His vision and leadership drove MFL’ s technological prowess. He piloted the early adoption of digitisation, artificial intelligence, machine learning and robotics to improve the systems and processes enhance the off-site and on-site surveillance mechanism. 

Manappuram serves mostly the unbanked and under-served customers, who are poor and marginalised by the larger banking institutions, via gold loan, microfinance, affordable home loans and business loans to small and micro entrepreneurs. “As per a recent survey, about 30 per cent of our customers are small time entrepreneurs. About 40 per cent reported monthly earning between Rs10,000-Rs25,000. Nearly 10 per cent of them had approached banks in the past but were denied credit.

About 25 per cent of customers use gold loan to invest in their livelihood activities; 20 per cent for medical purposes, 15 per cent for cash-flow mismatches; 10 per cent for education and balance for meeting livelihood expenses,” discloses Nandakumar.

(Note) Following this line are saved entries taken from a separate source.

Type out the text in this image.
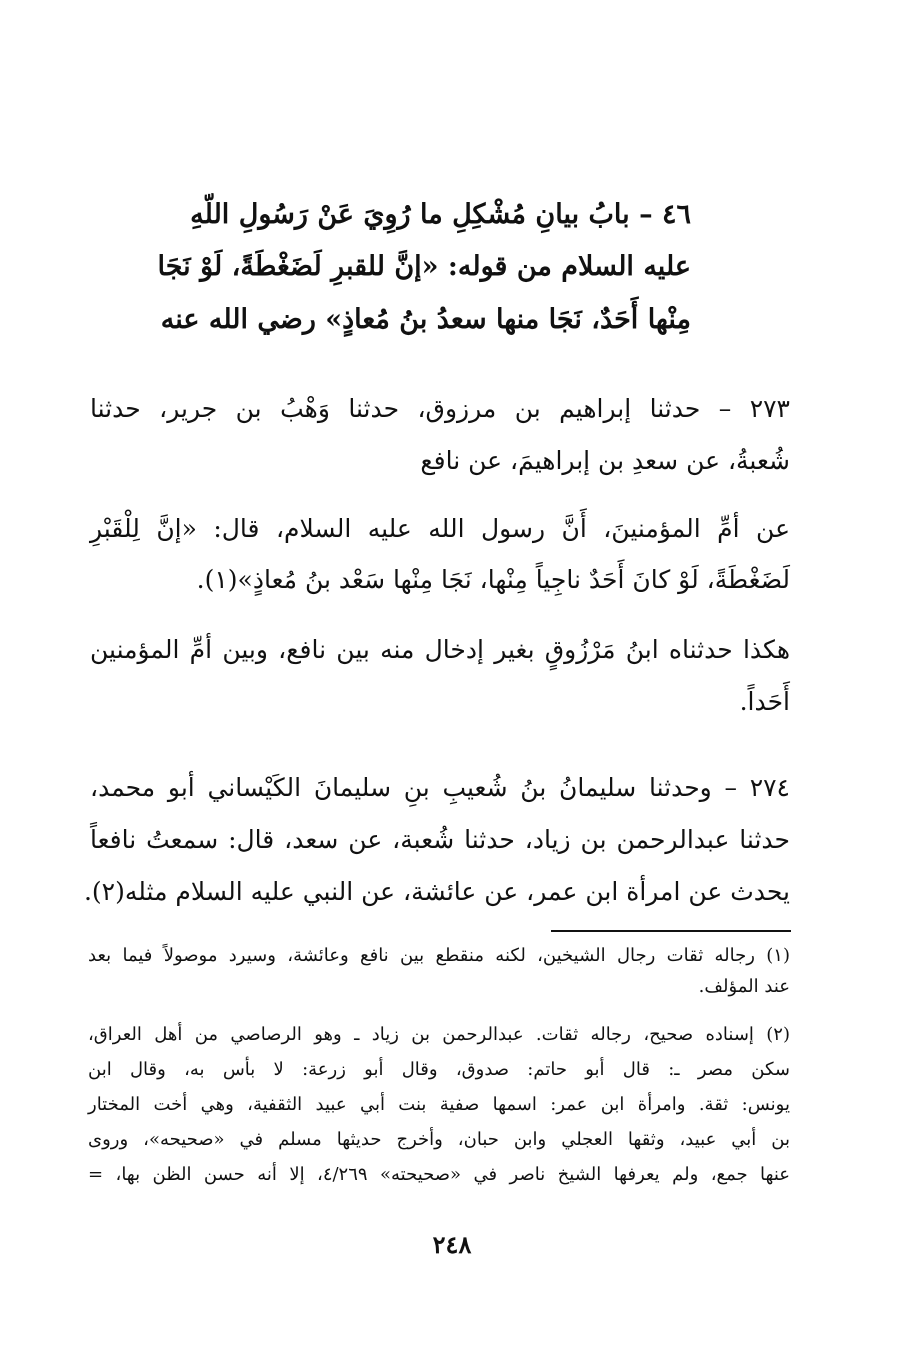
٤٦ – بابُ بيانِ مُشْكِلِ ما رُوِيَ عَنْ رَسُولِ اللّهِ

عليه السلام من قوله: «إنَّ للقبرِ لَضَغْطَةً، لَوْ نَجَا

مِنْها أَحَدٌ، نَجَا منها سعدُ بنُ مُعاذٍ» رضي الله عنه

٢٧٣ – حدثنا إبراهيم بن مرزوق، حدثنا وَهْبُ بن جرير، حدثنا

شُعبةُ، عن سعدِ بن إبراهيمَ، عن نافع

عن أمِّ المؤمنينَ، أَنَّ رسول الله عليه السلام، قال: «إنَّ لِلْقَبْرِ

لَضَغْطَةً، لَوْ كانَ أَحَدٌ ناجِياً مِنْها، نَجَا مِنْها سَعْد بنُ مُعاذٍ»(١).

هكذا حدثناه ابنُ مَرْزُوقٍ بغير إدخال منه بين نافع، وبين أمِّ المؤمنين

أَحَداً.

٢٧٤ – وحدثنا سليمانُ بنُ شُعيبِ بنِ سليمانَ الكَيْساني أبو محمد،

حدثنا عبدالرحمن بن زياد، حدثنا شُعبة، عن سعد، قال: سمعتُ نافعاً

يحدث عن امرأة ابن عمر، عن عائشة، عن النبي عليه السلام مثله(٢).

(١) رجاله ثقات رجال الشيخين، لكنه منقطع بين نافع وعائشة، وسيرد موصولاً فيما بعد

عند المؤلف.

(٢) إسناده صحيح، رجاله ثقات. عبدالرحمن بن زياد ـ وهو الرصاصي من أهل العراق،

سكن مصر ـ: قال أبو حاتم: صدوق، وقال أبو زرعة: لا بأس به، وقال ابن

يونس: ثقة. وامرأة ابن عمر: اسمها صفية بنت أبي عبيد الثقفية، وهي أخت المختار

بن أبي عبيد، وثقها العجلي وابن حبان، وأخرج حديثها مسلم في «صحيحه»، وروى

عنها جمع، ولم يعرفها الشيخ ناصر في «صحيحته» ٤/٢٦٩، إلا أنه حسن الظن بها، =

٢٤٨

As a lender, MFL competes with banks like SBI, ICICI, Federal Bank, CSB etc., and NBFCs like Muthoot, IIFL etc. in the formal segment and with moneylenders and jewellers in the informal segment. “Our primary competition is with the informal moneylenders, who often exploit borrowers for the lack of access to the formal credit to them. The primary aim of the company is to formalise the credit economy through easy access of credit to the needy, be it through increased reach in rural and unserved or underserved locations, or through the quick and easy delivery of credit products,” says Nandakumar.

Focused approach

Formalisation of the gold loan sector is still lagging. Indeed, the gains made on this front over the first decade of the millennium suffered a reverse when the loan to value (LTV) ratio for lending against gold jewellery was capped at 75 per cent by the regulator. “With the informal segment under no such constraints, we could lure back some of our customers on the promise of higher LTV,” says Nandakumar. 

Today, the informal gold loan business is twice the size of formal gold loan players (which includes commercial banks, rural and co-operative banks, specialised NBFCs and other formal lenders). The competition from the informal moneylenders and jewellers has been losing steam thanks to the consistent and focused approach of companies like Manappuram or Muthoot. 

MFL aims to achieve a 50:50 ratio of gold and non-gold loan businesses over the years. It has invested heavily, and continues to invest, in advancing its technological prowess. MFL was the first company to launch an Online Gold Loan (OGL) product in 2015 which allows customers to avail or repay a gold loan from the comfort of their homes, without having to visit a branch. The 24x7 digital facility serves customers even during the holidays, providing a ready cash facility just like an overdraft facility.

In addition to the convenience OGL allows the customers to save costs on travel, interest and other related costs. “As for moving into other businesses, and the question of acquisitions, the company remains open to the idea of acquiring businesses where the strategic fit is good and the valuations are reasonable. The fintech space is an area of particular interest to the company,” sums up Nandakumar.